College 6 & 8; kindertekeningen
De ontwikkeling van het vermogen om de relatie met de wereld om te zetten in beelden is sinds 1900 door een aantal onderzoekers onderzocht en duidelijk geworden. Hieruit blijkt dat de ontwikkeling van dat vermogen bij het ene kind niet wezenlijk verschilt van dat van andere kinderen. De ontwikkeling kan ik fases worden opgedeeld:
Het kind die tekening 1 (afbeelding rechts) heeft gemaakt zit in periode 1: krabbelen en materiaalhantering.

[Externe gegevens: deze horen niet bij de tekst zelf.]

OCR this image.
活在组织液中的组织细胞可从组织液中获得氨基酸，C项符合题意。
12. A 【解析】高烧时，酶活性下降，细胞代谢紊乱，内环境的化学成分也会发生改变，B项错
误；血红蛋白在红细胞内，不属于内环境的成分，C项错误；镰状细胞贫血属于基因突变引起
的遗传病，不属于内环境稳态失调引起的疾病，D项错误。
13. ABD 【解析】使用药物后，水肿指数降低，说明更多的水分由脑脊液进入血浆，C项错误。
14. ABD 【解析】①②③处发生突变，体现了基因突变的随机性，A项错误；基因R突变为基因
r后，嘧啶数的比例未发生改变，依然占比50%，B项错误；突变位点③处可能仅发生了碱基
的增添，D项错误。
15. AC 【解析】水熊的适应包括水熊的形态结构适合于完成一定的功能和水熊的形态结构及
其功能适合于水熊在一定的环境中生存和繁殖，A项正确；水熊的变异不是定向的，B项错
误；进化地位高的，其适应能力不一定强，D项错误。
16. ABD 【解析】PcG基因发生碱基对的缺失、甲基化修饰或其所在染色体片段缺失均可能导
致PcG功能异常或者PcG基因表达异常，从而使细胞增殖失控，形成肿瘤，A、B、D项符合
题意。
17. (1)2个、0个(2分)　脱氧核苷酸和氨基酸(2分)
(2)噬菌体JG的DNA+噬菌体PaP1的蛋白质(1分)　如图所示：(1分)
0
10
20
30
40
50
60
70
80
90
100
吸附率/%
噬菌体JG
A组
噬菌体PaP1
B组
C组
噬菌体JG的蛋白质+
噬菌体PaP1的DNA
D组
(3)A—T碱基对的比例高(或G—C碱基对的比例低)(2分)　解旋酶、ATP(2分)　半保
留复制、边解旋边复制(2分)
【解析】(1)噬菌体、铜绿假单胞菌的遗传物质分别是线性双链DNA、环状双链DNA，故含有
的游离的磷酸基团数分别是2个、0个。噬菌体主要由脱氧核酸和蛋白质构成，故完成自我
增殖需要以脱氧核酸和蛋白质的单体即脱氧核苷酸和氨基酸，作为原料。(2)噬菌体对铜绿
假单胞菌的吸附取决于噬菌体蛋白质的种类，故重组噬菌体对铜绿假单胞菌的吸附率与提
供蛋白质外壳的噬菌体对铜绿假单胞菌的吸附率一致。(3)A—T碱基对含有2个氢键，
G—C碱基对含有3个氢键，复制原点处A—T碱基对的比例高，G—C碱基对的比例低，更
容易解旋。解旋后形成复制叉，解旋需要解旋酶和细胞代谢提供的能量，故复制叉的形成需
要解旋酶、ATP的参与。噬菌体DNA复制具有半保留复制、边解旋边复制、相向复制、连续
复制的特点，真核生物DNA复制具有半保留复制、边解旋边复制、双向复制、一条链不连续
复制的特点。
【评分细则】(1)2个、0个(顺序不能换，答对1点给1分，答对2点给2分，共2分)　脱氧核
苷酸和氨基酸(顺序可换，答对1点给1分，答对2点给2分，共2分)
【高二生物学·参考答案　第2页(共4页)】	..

Het plezier dat een kind heeft in het ritmisch bewegen (in de tekening ook goed te zien) en in het onderzoeken van een onbekend materiaal leidt tot de eerste grafische sporen op plat vlak.
Je ziet in deze tekening krassen, grote enigszins gebogen horizontale lijn en doorlopende cirkelvormige lijnen (spiraal, kluwen).
tekening 2 |
In tekening 3 is er duidelijk sprake van stapeling. Het kind wil elk voorwerp helemaal tekenen. Al zie je dat er op enkele plekken ook sprake is van overlapping (persoon voor het huis). Er is sprake van een 'hoge' horizon en er wordt gewerkt met schema's. Het kind maakt twee dezelfde brievenbussen, allebei de huizen zijn groen, hebben een oranje dak met een raam en schoorsteen. Het kind zit in stadium 2.
Ook het kind dat onderstaande tekening heeft gemaakt, zit in stadium 2. Hij tekent kopvoeter (een rondje met strepen naar beneden). Ook is er, naast een duidelijke grondlijn waar de bomen en mensen op staan, sprake van een wanordelijke plaatsing. In de 'lucht' allerlei voorwerpen.